Le juge explique dans sa décision que cet isolement de trois jours ne met pas la sécurité de ces voyageurs. Photo : Radio-Canada
Le juge explique dans sa décision que cet isolement de trois jours ne met pas la sécurité de ces voyageurs. Photo : Radio-Canada
La Cour fédérale a refusé d'accorder une injonction provisoire en attendant d'entendre sur le fond la contestation de la quarantaine obligatoire à l'hôtel décrétée par Ottawa.

Le juge William Pentney explique dans sa décision écrite que cet isolement de trois jours dans un hôtel désigné par le gouvernement fédéral ne met pas la sécurité de ces voyageurs canadiens en danger – et donc qu'une injonction provisoire n'est pas nécessaire.

Ce séjour à l'hôtel, qui fait partie d'une quarantaine de deux semaines pour les voyageurs de retour de l'étranger, est entré en vigueur le 22 février; les mesures fédérales avaient été annoncées le mois précédent.

Les nouvelles mesures ont été accueillies de diverses façons de la part de députés de l'opposition, de groupes de défense des libertés civiles et d'experts de la santé publique. Certains estimaient que ces mesures arrivaient trop tard, d'autres qu'elles empiétaient sur les libertés individuelles, et d'autres encore qu'elles n'allaient pas assez loin.

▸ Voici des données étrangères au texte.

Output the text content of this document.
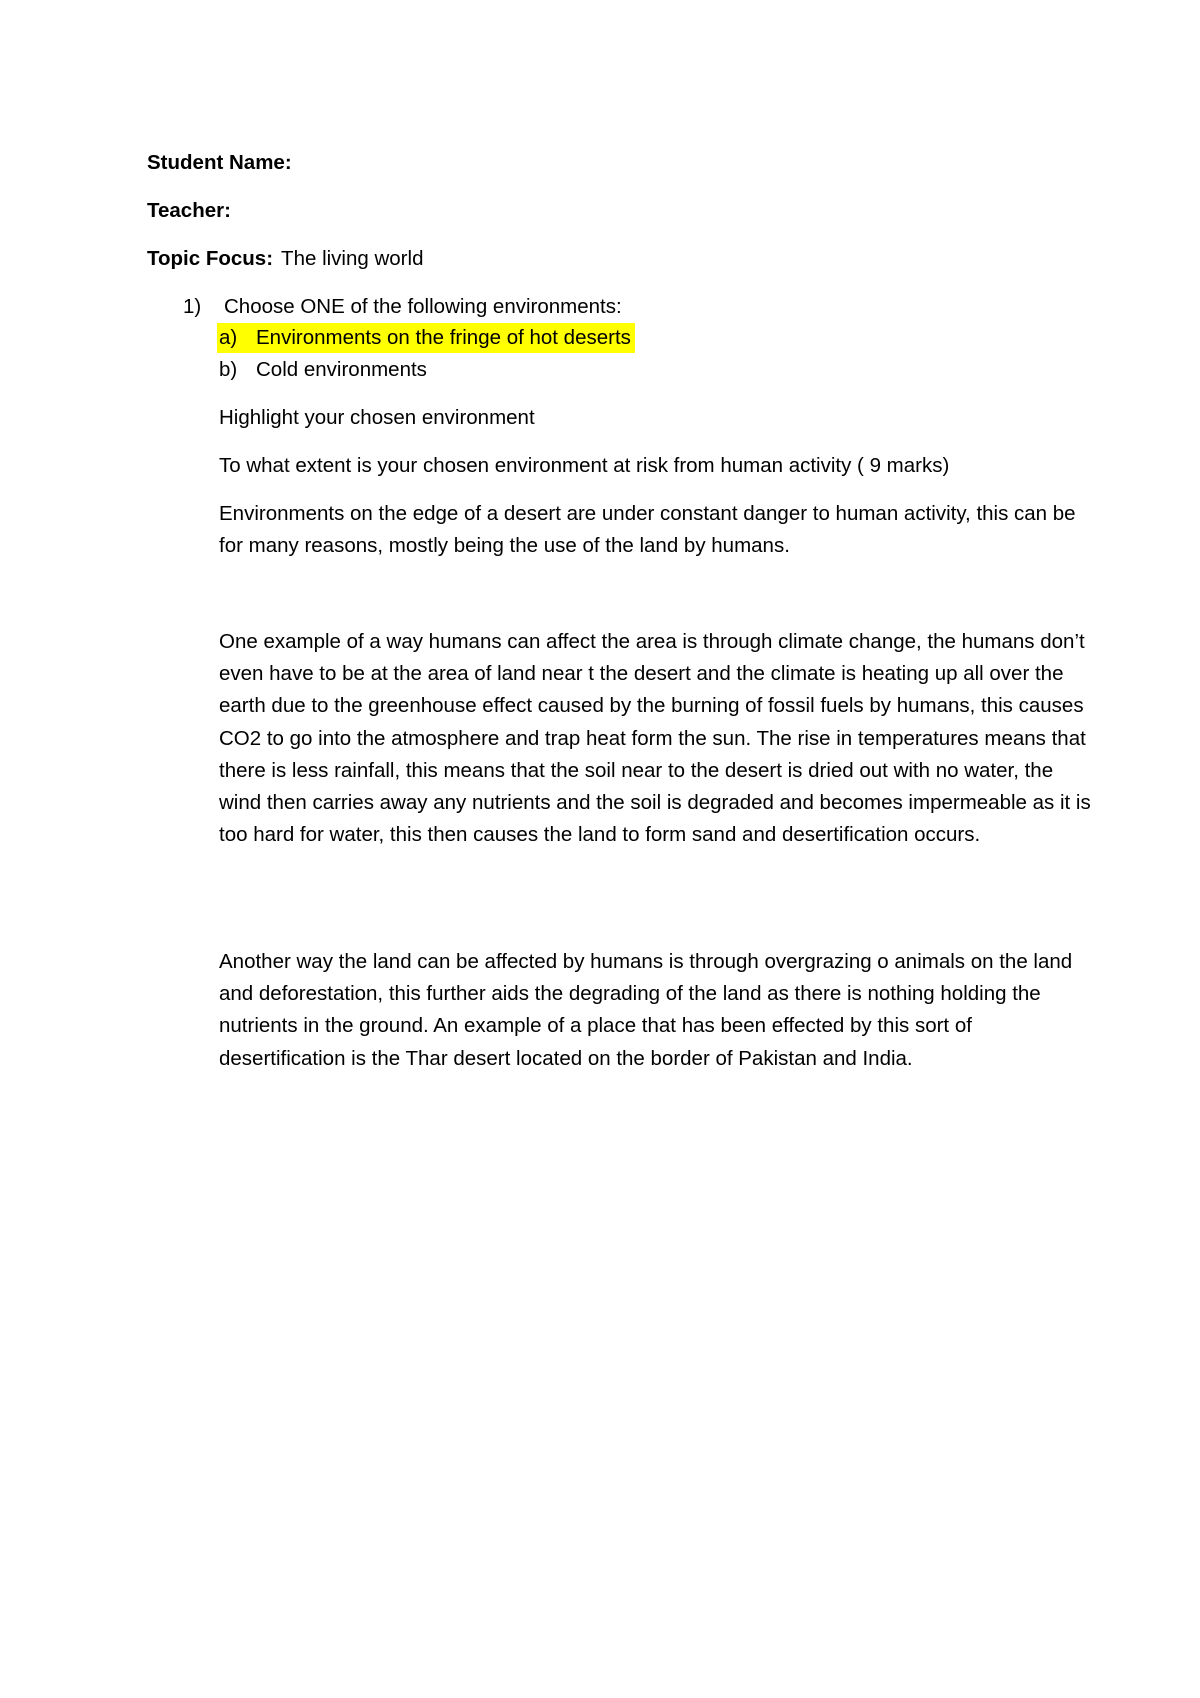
Student Name:
Teacher:
Topic Focus: The living world
1) Choose ONE of the following environments:
a) Environments on the fringe of hot deserts
b) Cold environments
Highlight your chosen environment
To what extent is your chosen environment at risk from human activity ( 9 marks)

Environments on the edge of a desert are under constant danger to human activity, this can be for many reasons, mostly being the use of the land by humans.

One example of a way humans can affect the area is through climate change, the humans don’t even have to be at the area of land near t the desert and the climate is heating up all over the earth due to the greenhouse effect caused by the burning of fossil fuels by humans, this causes CO2 to go into the atmosphere and trap heat form the sun. The rise in temperatures means that there is less rainfall, this means that the soil near to the desert is dried out with no water, the wind then carries away any nutrients and the soil is degraded and becomes impermeable as it is too hard for water, this then causes the land to form sand and desertification occurs.

Another way the land can be affected by humans is through overgrazing o animals on the land and deforestation, this further aids the degrading of the land as there is nothing holding the nutrients in the ground. An example of a place that has been effected by this sort of desertification is the Thar desert located on the border of Pakistan and India.
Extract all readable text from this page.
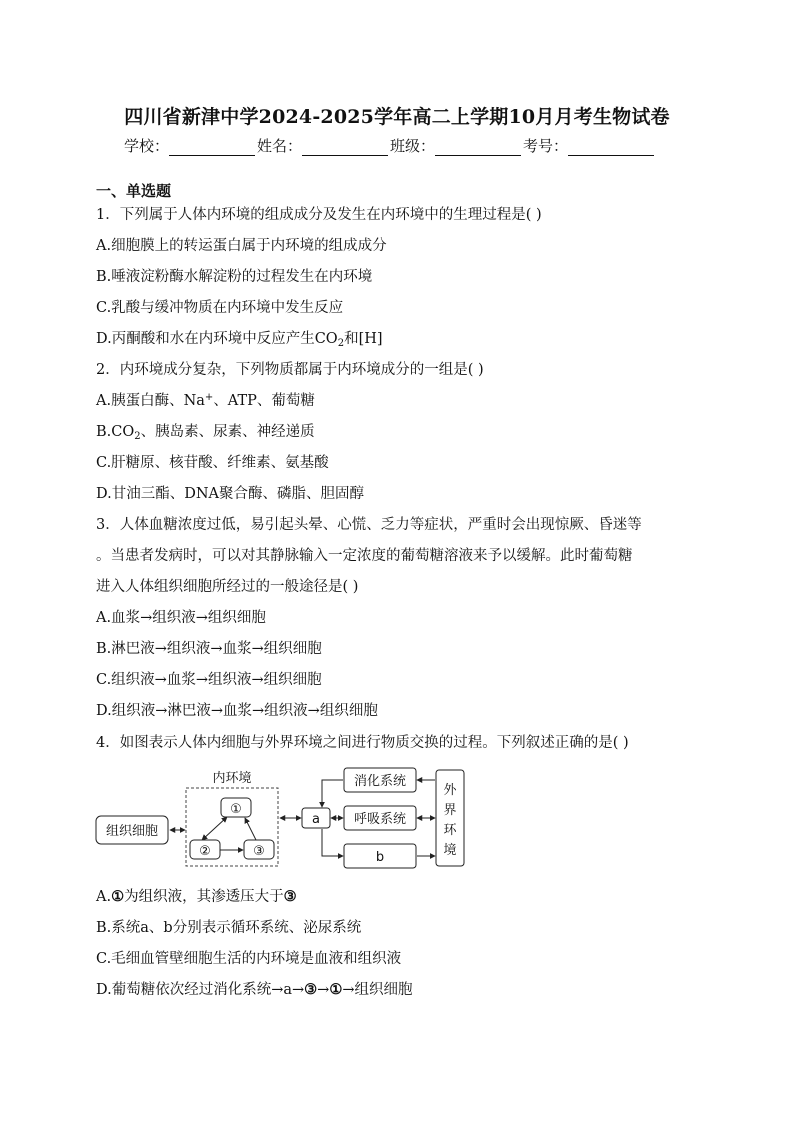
四川省新津中学2024-2025学年高二上学期10月月考生物试卷
学校：	姓名：	班级：	考号：
一、单选题
1．下列属于人体内环境的组成成分及发生在内环境中的生理过程是( )
A.细胞膜上的转运蛋白属于内环境的组成成分
B.唾液淀粉酶水解淀粉的过程发生在内环境
C.乳酸与缓冲物质在内环境中发生反应
D.丙酮酸和水在内环境中反应产生$CO_2$和[H]
2．内环境成分复杂，下列物质都属于内环境成分的一组是( )
A.胰蛋白酶、Na+、ATP、葡萄糖
$B.CO_2$、胰岛素、尿素、神经递质
C.肝糖原、核苷酸、纤维素、氨基酸
D.甘油三酯、DNA聚合酶、磷脂、胆固醇
3．人体血糖浓度过低，易引起头晕、心慌、乏力等症状，严重时会出现惊厥、昏迷等
。当患者发病时，可以对其静脉输入一定浓度的葡萄糖溶液来予以缓解。此时葡萄糖
进入人体组织细胞所经过的一般途径是( )
A.血浆→组织液→组织细胞
B.淋巴液→组织液→血浆→组织细胞
C.组织液→血浆→组织液→组织细胞
D.组织液→淋巴液→血浆→组织液→组织细胞
4．如图表示人体内细胞与外界环境之间进行物质交换的过程。下列叙述正确的是( )
组织细胞
内环境
①
②	③
a
消化系统
呼吸系统
b
外
界
环
境
A.①为组织液，其渗透压大于③
B.系统a、b分别表示循环系统、泌尿系统
C.毛细血管壁细胞生活的内环境是血液和组织液
D.葡萄糖依次经过消化系统→a→③→①→组织细胞
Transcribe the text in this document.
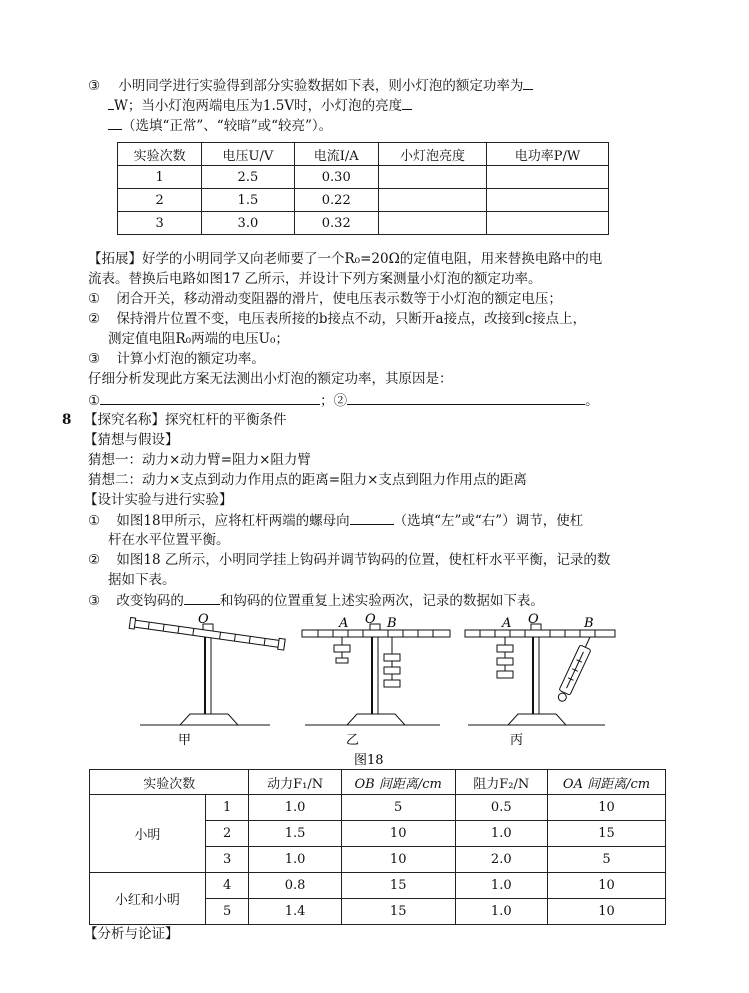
③ 小明同学进行实验得到部分实验数据如下表，则小灯泡的额定功率为
W；当小灯泡两端电压为1.5V时，小灯泡的亮度
（选填“正常”、“较暗”或“较亮”）。
实验次数	电压U/V	电流I/A	小灯泡亮度	电功率P/W
1	2.5	0.30		
2	1.5	0.22		
3	3.0	0.32		
【拓展】好学的小明同学又向老师要了一个R₀=20Ω的定值电阻，用来替换电路中的电
流表。替换后电路如图17 乙所示，并设计下列方案测量小灯泡的额定功率。
① 闭合开关，移动滑动变阻器的滑片，使电压表示数等于小灯泡的额定电压；
② 保持滑片位置不变，电压表所接的b接点不动，只断开a接点，改接到c接点上，
测定值电阻R₀两端的电压U₀；
③ 计算小灯泡的额定功率。
仔细分析发现此方案无法测出小灯泡的额定功率，其原因是：
①	；②	。
8 【探究名称】探究杠杆的平衡条件
【猜想与假设】
猜想一：动力×动力臂=阻力×阻力臂
猜想二：动力×支点到动力作用点的距离=阻力×支点到阻力作用点的距离
【设计实验与进行实验】
① 如图18甲所示，应将杠杆两端的螺母向	（选填“左”或“右”）调节，使杠
杆在水平位置平衡。
② 如图18 乙所示，小明同学挂上钩码并调节钩码的位置，使杠杆水平平衡，记录的数
据如下表。
③ 改变钩码的	和钩码的位置重复上述实验两次，记录的数据如下表。
O	A O B	A O	B
甲	乙	丙
图18
实验次数		动力F₁/N	OB 间距离/cm	阻力F₂/N	OA 间距离/cm
小明	1	1.0	5	0.5	10
	2	1.5	10	1.0	15
	3	1.0	10	2.0	5
小红和小明	4	0.8	15	1.0	10
	5	1.4	15	1.0	10
【分析与论证】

Des risques qui dépassent les inconvénients, conclut le juge

Le juge Pentney admet que des voyageurs peuvent être vexés et incommodés par cet isolement obligatoire de trois jours – et par la note de quelque 2000 $ qui l'accompagne.

Il conclut par contre que le risque que ces voyageurs amènent au pays, involontairement, des variants du coronavirus, même après avoir été déclarés négatifs avant leur embarquement à l'étranger, signifie que les mesures devraient être maintenues jusqu'à ce que la contestation judiciaire soit entendue sur le fond.

Cette contestation, menée par un organisme de Calgary pour la défense des droits constitutionnels, devrait maintenant être plaidée en Cour fédérale pendant trois jours à compter du 1er juin.

Le porte-parole du Centre juridique pour les libertés constitutionnelles, Jay Cameron, a déclaré que le gouvernement fédéral devra rendre des comptes concernant l'incarcération de Canadiens sans procédure régulière.

« L'isolement forcé de Canadiens dans les établissements fédéraux, même s'ils sont asymptomatiques et ont déjà été déclarés négatifs pour la COVID, est une détention arbitraire et injustifiée qui est un épisode honteux pour la nation », a déclaré Jay Cameron, porte-parole du Centre juridique pour les libertés constitutionnelles.

Plusieurs pays du G20 ont incontestablement des mesures d'isolement plus strictes. L'Australie, le Royaume-Uni, la Chine et le Japon imposent des quarantaines à l'hôtel allant de dix jours à trois semaines pour certaines ou la plupart des arrivées.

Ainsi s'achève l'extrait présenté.